Pharmacists To Review Proposed Medicare Prescription Drug Formularies From Private Insurers
As many as 145 clinical pharmacists will be available to review formularies for private plans offering coverage under the new Medicare prescription drug benefit during a monthlong work period starting April 18, Babette Edgar, director of the operations division at the CMS Medicare Drug Benefit Group, said Monday, CQ HealthBeat reports. Insurers must submit by March 23 applications to offer the benefits, including Prescription Drug Plans, which will offer drug coverage under traditional fee-for-service Medicare, and Medicare Advantage Prescription Drug plans, which will offer coverage under Medicare's managed care program.
Insurers' proposed formularies for the coverage will be due April 18. CMS reviewers -- including 20 agency pharmacists and an additional 125 pharmacists who will be on call -- then will evaluate the proposed formularies to ensure they meet 14 standards. The checks are designed to ensure the plans cover "substantially all, if not all," drugs in categories specified by the United States Pharmacopeial Convention, Edgar said at a forum sponsored by the Kaiser Family Foundation. According to Edgar, CMS hopes to complete the checks within two weeks and then spend another two weeks negotiating changes to the formularies with plan sponsors.
CMS is scheduled to notify plan sponsors whether it will accept or reject the proposed formularies by May 18. Evaluations of whether plans have adequate transition systems for beneficiaries dually eligible for Medicare and Medicaid will be completed separately by early June, according to Edgar (CQ HealthBeat, 3/14).
In related news, CMS on Monday announced the creation of an advisory group that will review regulations affecting provider responsibilities under the Emergency Medical Treatment and Labor Act.

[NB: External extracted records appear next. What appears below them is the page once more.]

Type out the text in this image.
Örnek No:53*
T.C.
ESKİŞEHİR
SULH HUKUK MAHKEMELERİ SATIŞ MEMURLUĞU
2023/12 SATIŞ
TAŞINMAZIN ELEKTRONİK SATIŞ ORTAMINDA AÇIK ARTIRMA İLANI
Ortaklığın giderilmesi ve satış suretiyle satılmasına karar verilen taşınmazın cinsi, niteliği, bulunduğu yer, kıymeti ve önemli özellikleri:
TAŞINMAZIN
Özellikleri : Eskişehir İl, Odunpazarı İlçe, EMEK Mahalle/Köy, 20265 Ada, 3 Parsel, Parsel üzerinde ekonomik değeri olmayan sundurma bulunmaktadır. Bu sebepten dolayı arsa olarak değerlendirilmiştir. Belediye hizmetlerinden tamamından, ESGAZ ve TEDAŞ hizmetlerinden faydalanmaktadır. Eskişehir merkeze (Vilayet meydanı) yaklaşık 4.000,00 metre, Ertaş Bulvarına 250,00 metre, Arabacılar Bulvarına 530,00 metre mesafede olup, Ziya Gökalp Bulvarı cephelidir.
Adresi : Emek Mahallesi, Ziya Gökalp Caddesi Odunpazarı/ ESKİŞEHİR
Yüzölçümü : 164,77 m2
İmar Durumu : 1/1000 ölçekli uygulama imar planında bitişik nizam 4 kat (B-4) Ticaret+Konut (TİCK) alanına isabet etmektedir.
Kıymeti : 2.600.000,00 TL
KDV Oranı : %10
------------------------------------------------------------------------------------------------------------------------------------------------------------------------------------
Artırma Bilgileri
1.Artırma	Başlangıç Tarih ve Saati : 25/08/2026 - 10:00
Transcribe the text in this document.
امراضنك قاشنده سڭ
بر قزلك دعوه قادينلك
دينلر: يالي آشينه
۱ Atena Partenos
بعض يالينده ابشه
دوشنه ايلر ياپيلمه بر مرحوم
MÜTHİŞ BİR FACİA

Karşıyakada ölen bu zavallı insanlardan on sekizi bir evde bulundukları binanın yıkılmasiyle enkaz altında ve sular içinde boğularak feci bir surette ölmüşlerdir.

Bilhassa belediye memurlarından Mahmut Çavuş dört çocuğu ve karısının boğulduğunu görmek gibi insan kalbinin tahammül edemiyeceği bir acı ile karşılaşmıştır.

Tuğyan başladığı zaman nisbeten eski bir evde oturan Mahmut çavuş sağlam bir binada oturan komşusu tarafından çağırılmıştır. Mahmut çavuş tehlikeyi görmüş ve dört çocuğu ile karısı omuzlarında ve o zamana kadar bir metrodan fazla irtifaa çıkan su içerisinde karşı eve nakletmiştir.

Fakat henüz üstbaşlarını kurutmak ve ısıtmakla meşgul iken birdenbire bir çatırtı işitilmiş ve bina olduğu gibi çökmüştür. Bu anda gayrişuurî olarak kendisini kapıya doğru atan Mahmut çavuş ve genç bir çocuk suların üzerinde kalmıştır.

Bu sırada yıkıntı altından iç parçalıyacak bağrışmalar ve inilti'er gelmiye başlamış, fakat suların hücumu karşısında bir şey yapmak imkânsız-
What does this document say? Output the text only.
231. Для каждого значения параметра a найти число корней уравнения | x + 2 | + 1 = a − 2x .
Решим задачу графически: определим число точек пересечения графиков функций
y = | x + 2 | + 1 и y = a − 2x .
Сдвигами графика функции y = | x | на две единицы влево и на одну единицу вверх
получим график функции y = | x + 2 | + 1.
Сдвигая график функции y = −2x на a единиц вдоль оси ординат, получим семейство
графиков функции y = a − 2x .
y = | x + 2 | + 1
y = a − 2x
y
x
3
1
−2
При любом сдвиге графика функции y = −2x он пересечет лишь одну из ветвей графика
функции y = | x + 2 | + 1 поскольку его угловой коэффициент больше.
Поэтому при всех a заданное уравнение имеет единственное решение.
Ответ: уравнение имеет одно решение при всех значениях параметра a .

EMTALA, enacted by Congress in 1986, requires hospitals and emergency departments to screen all individuals who request medical treatment and either stabilize or transfer the patient if a medical condition is detected.
The advisory group, which was required by the new Medicare law, is charged with helping CMS develop rules to protect individual rights while minimizing burdens on providers, according to CMS. The group, which will meet at least twice annually, has 19 members, including CMS Administrator Mark McClellan. The first meeting is scheduled for March 30 and 31 (CQ HealthBeat, 3/14).
Although the proposed fiscal year 2005-2006 budget does not call for updating fees to physicians or incorporating pay-for-performance elements into the Medicare payment structure, lawmakers reportedly are planning efforts to do so, CongressDaily reports. Currently, calls for spending cuts that largely affect Medicaid threaten to derail an effort to turn a scheduled 5% payment cut to physicians into a 1.5% increase for 2006.
Senate Finance Committee Chair Chuck Grassley (R-Iowa) said he plans to propose a fee change that likely would include pay-for-performance elements even without the appropriate allocation from the committee. He added, however, that he will hold off on introducing the proposal in hopes that physicians groups will propose a reimbursement formula that lawmakers will approve. Meanwhile, House Ways and Means Health Subcommittee Chair Nancy Johnson (R-Conn.) also said pay for performance will be part of a reimbursement update (Heil, CongressDaily, 3/14).